惊雷轰鸣,电光闪烁,映得人容颜惨白。
李钰看清来人面目,几乎是立刻跌坐在椅子上。
李晁奚看出他神情中的恐惧,却一言不发,只是一步一步地向前迈去。
“你,你……”李钰瞪大眼睛,死死地盯着他。
眼看着李晁奚越走越近,周身散发着令人难以喘息的压抑气息。高严没有什么犹豫,挡在了李钰的面前。
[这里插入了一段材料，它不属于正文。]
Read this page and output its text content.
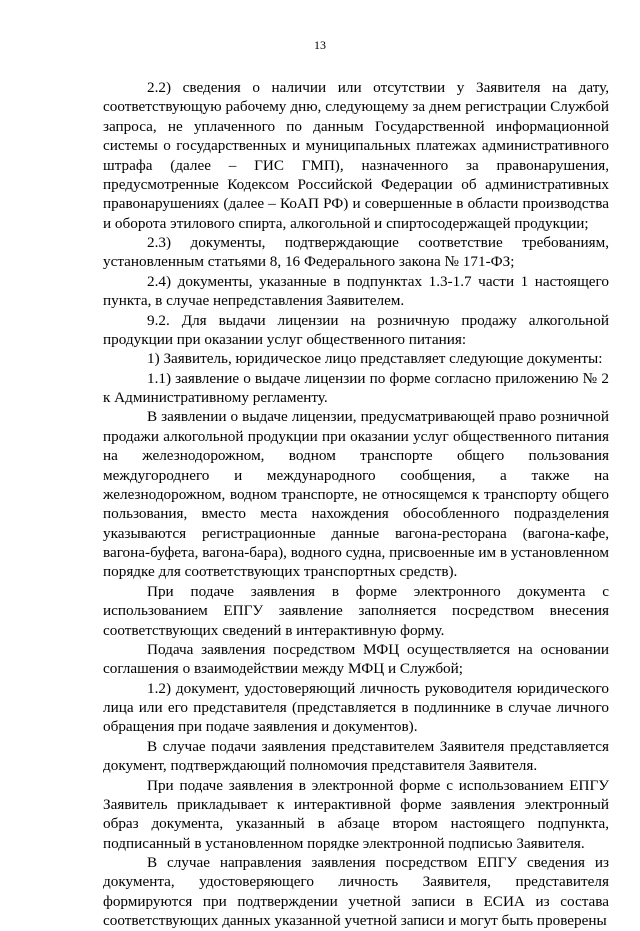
13

2.2) сведения о наличии или отсутствии у Заявителя на дату, соответствующую рабочему дню, следующему за днем регистрации Службой запроса, не уплаченного по данным Государственной информационной системы о государственных и муниципальных платежах административного штрафа (далее – ГИС ГМП), назначенного за правонарушения, предусмотренные Кодексом Российской Федерации об административных правонарушениях (далее – КоАП РФ) и совершенные в области производства и оборота этилового спирта, алкогольной и спиртосодержащей продукции;

2.3) документы, подтверждающие соответствие требованиям, установленным статьями 8, 16 Федерального закона № 171-ФЗ;

2.4) документы, указанные в подпунктах 1.3-1.7 части 1 настоящего пункта, в случае непредставления Заявителем.

9.2. Для выдачи лицензии на розничную продажу алкогольной продукции при оказании услуг общественного питания:

1) Заявитель, юридическое лицо представляет следующие документы:

1.1) заявление о выдаче лицензии по форме согласно приложению № 2 к Административному регламенту.

В заявлении о выдаче лицензии, предусматривающей право розничной продажи алкогольной продукции при оказании услуг общественного питания на железнодорожном, водном транспорте общего пользования междугороднего и международного сообщения, а также на железнодорожном, водном транспорте, не относящемся к транспорту общего пользования, вместо места нахождения обособленного подразделения указываются регистрационные данные вагона-ресторана (вагона-кафе, вагона-буфета, вагона-бара), водного судна, присвоенные им в установленном порядке для соответствующих транспортных средств).

При подаче заявления в форме электронного документа с использованием ЕПГУ заявление заполняется посредством внесения соответствующих сведений в интерактивную форму.

Подача заявления посредством МФЦ осуществляется на основании соглашения о взаимодействии между МФЦ и Службой;

1.2) документ, удостоверяющий личность руководителя юридического лица или его представителя (представляется в подлиннике в случае личного обращения при подаче заявления и документов).

В случае подачи заявления представителем Заявителя представляется документ, подтверждающий полномочия представителя Заявителя.

При подаче заявления в электронной форме с использованием ЕПГУ Заявитель прикладывает к интерактивной форме заявления электронный образ документа, указанный в абзаце втором настоящего подпункта, подписанный в установленном порядке электронной подписью Заявителя.

В случае направления заявления посредством ЕПГУ сведения из документа, удостоверяющего личность Заявителя, представителя формируются при подтверждении учетной записи в ЕСИА из состава соответствующих данных указанной учетной записи и могут быть проверены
李晁奚停住脚步,微微挑眉,“高公公,朕与父皇说几句话,不必如此大惊小怪吧。”
他的语气十分平静,语调全无波澜。可不知为何,却让人脊背生凉,心尖颤抖,仿佛被一只无形的大手扼住脖颈。
见高严迟迟没有行动,李晁奚语气更加危险,“高公公,听不清朕说话么?”
高严喉间干涩,须臾之后,退至一旁,垂手而立。
前方没有了阻挡,李晁奚径直来到李钰身前,居高临下地看着他,“父皇。”
李钰从没见过这样的李晁奚。
从前,李晁奚只是个不受人待见的皇子,没有人将他放在眼里。后来,他在西南剿匪一行中立下大功,开始展露锋芒,李钰也只觉得他是有几分本事,却是个不知变通的倔脾气,往后定然是斗不过怀王的。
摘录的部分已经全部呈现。